Mestre da elegância italiana e contador de histórias de beleza universal, Valentino Garavani morre aos 93 anos, deixando ao mundo um legado de graça atemporal.

Valentino Garavani faleceu hoje em Roma, na mesma cidade que o viu nascer como costureiro e se tornar uma lenda. Aos 93 anos, o último imperador da elegância italiana deixa o palco, mas seu nome permanece para sempre inscrito no vocabulário do belo. Mais do que um estilista, Valentino era um narrador de sonhos, um arquiteto de silhuetas capazes de atravessar as eras sem nunca perder seu brilho.
Roma está se preparando para prestar-lhe uma última homenagem na quarta-feira, 21 e quinta-feira, 22 de janeiro, enquanto seu funeral acontecerá na sexta-feira, 23 de janeiro, na solenidade da Basílica de Santa Maria degli Angeli. Uma despedida sob medida de um homem que fez da moda uma linguagem universal, compreendida de Nova York a Paris, de Florença a Hollywood.
A história de Valentino é inseparável da de Giancarlo Giammetti, companheiro de vida e visão.
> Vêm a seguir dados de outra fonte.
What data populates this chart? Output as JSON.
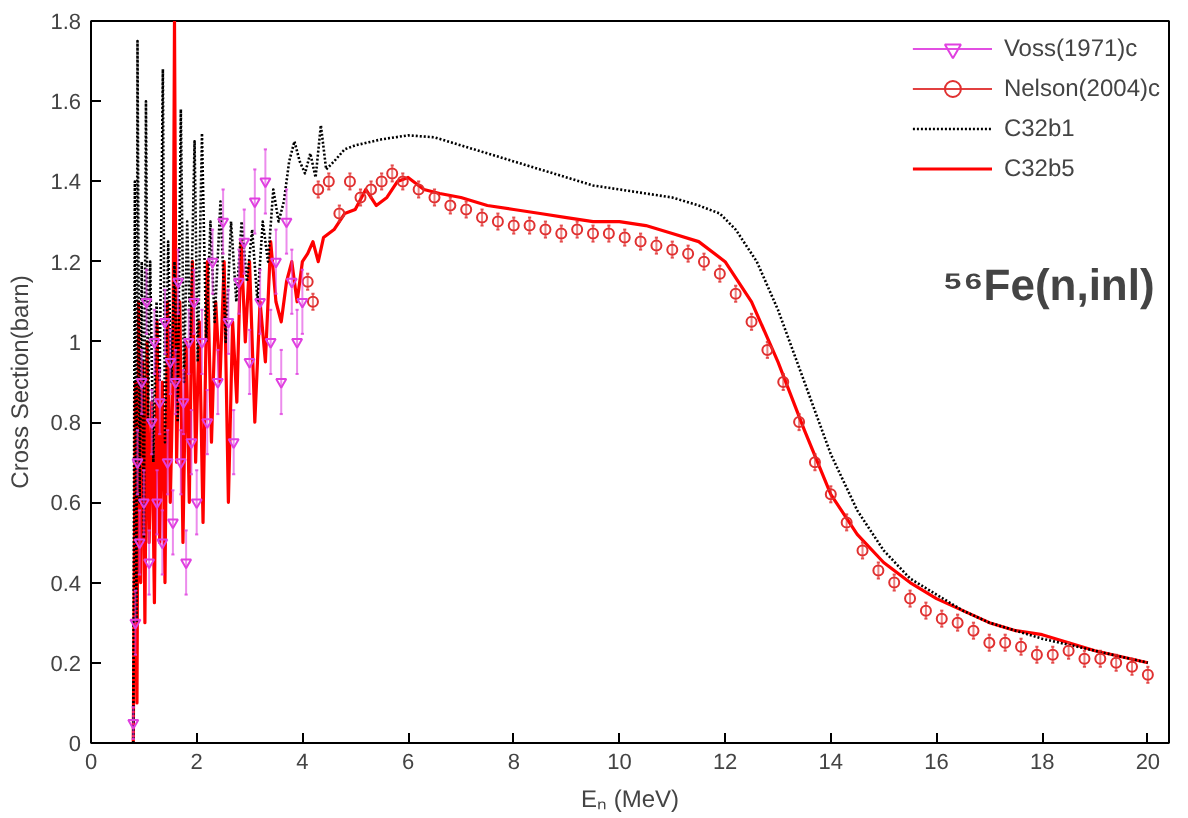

Seu encontro em 1959 selou uma das maiores duplas criativas e estratégicas do século XX. À intuição artística de Garavani responde o rigor e a clarividência de Giammetti: juntos, eles constroem uma casa onde a elegância se torna sistema, disciplina, promessa. O desfile fundador de 1962 na Sala Bianca do Palazzo Pitti marcou a entrada sensacional da Itália no cenário da alta costura internacional, consagrado pelas páginas da Vogue e pela admiração unânime da imprensa.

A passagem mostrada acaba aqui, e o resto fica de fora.